Pour l’instant, Calvin ne participe pas directement à l’assemblage des véhicules. Les tâches de haute précision, de branchement minutieux ou de gestion de mouvements complexes restent l’apanage des ouvriers expérimentés. Leur expertise, leur flexibilité et leur intelligence sont, pour l’heure, irremplaçables. Calvin et ses futurs congénères n’ont donc pas pour mission de remplacer l’homme, mais de l’accompagner dans les tâches les plus éprouvantes.
L’usine de Douai, où Calvin a été présenté à la presse le 8 juin 2026, pourrait bien devenir le laboratoire d’une nouvelle ère industrielle.
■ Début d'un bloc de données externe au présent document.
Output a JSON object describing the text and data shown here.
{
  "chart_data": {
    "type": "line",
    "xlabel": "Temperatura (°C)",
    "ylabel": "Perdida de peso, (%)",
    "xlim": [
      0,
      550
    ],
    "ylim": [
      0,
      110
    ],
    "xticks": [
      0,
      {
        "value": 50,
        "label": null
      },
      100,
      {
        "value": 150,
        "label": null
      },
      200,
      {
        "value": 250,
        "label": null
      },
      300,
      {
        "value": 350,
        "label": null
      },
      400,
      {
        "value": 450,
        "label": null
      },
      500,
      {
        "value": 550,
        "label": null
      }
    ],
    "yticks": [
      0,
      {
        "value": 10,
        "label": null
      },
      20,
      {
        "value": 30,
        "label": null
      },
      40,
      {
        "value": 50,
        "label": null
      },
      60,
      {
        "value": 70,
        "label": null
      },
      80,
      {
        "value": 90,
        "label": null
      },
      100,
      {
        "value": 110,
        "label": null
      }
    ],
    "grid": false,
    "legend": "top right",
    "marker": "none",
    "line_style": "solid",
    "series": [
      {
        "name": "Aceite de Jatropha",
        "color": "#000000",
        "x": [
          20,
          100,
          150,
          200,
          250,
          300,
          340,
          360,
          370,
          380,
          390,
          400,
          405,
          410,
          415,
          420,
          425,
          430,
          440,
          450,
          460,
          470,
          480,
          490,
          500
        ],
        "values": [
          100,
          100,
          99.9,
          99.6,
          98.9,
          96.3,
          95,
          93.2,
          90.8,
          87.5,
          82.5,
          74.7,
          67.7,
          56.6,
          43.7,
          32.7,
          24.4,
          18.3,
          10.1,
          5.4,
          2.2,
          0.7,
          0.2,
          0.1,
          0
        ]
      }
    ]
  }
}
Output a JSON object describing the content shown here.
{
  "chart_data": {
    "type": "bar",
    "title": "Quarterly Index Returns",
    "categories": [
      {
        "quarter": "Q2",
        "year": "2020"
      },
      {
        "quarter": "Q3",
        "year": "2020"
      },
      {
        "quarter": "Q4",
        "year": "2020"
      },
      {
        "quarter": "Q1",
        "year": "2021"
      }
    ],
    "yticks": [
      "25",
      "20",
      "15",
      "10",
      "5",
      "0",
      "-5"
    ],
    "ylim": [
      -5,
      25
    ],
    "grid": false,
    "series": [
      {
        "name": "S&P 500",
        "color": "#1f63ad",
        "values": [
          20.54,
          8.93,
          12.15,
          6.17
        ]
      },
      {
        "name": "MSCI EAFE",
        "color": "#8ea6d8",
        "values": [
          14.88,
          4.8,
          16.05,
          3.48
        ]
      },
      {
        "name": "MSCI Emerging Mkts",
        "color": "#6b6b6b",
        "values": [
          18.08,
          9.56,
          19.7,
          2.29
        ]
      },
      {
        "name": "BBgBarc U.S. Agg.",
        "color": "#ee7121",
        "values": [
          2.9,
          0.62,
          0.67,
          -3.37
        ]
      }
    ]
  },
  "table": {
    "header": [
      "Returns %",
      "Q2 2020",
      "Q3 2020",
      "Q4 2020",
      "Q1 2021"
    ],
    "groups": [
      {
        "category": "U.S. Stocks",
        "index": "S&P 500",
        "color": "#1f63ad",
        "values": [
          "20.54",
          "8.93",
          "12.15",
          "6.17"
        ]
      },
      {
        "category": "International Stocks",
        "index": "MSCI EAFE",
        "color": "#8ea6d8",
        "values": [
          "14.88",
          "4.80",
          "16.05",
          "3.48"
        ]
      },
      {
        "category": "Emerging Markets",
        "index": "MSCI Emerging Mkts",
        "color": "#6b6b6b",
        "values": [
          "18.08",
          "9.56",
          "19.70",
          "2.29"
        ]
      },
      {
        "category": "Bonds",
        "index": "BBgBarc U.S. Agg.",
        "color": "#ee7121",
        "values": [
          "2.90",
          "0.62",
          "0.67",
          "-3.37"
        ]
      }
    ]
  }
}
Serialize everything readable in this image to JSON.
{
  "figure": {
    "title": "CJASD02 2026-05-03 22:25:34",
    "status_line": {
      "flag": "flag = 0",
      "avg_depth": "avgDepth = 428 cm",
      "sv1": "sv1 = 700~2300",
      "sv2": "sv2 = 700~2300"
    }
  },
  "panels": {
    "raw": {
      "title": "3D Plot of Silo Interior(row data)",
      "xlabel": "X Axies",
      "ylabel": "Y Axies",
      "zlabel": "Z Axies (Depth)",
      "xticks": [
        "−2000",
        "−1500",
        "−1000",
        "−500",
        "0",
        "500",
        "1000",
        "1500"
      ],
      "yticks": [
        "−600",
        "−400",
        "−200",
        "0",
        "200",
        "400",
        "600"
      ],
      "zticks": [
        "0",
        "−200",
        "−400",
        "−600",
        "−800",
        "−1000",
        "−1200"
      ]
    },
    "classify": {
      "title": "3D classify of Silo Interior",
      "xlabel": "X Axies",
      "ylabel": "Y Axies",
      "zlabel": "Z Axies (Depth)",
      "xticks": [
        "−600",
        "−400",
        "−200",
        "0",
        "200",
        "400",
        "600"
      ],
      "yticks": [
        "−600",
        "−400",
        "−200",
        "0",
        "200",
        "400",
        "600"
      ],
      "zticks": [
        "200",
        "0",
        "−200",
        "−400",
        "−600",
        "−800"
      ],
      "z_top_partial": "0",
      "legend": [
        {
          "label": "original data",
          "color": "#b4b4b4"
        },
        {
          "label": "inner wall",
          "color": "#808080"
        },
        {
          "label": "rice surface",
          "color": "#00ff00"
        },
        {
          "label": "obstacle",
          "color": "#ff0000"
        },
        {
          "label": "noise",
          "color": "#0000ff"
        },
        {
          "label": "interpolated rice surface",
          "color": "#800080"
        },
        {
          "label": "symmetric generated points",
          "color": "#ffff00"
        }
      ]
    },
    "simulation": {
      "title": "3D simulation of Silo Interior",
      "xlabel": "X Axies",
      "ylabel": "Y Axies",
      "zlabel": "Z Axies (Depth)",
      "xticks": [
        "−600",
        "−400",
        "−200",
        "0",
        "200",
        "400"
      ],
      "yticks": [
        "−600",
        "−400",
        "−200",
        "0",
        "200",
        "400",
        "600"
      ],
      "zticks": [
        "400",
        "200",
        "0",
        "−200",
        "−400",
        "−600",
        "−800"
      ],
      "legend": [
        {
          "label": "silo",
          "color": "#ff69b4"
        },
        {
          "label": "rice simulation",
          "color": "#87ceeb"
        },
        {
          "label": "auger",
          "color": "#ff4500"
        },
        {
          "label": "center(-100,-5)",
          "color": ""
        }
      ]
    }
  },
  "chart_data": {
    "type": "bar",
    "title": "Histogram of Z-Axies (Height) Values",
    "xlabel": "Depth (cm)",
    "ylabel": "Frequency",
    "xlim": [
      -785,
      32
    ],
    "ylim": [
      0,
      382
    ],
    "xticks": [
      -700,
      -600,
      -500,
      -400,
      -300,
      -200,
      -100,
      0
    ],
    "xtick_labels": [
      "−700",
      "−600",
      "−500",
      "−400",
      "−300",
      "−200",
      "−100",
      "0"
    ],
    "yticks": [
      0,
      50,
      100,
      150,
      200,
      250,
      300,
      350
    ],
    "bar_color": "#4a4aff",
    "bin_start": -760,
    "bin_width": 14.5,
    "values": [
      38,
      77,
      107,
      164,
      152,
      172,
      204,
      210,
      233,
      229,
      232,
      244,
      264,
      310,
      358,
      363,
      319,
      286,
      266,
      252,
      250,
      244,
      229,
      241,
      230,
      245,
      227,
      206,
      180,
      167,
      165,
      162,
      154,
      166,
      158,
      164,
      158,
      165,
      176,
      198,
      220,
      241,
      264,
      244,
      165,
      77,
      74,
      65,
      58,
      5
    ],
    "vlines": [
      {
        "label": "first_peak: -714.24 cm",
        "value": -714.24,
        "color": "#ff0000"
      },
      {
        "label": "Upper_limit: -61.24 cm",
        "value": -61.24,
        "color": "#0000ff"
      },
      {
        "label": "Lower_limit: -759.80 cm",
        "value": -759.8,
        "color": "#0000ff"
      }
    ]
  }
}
Une ère où l’homme et la machine collaborent pour rendre le travail moins pénible, sans sacrifier ni l’efficacité ni la sécurité.
Pour l’instant, Calvin est spécifiquement conçu pour manipuler des charges lourdes comme les pneus ou les caisses de pièces. À terme, Wandercraft et Renault envisagent de lui apprendre à gérer des tâches plus variées, mais sa polyvalence reste limitée par sa lenteur actuelle et les impératifs de sécurité.
Selon les annonces relayées par Numerama, Renault prévoit d’installer plus de 350 robots similaires à Calvin d’ici la fin de l’année 2027. Une dizaine d’unités devraient être opérationnelles d’ici la fin de 2026.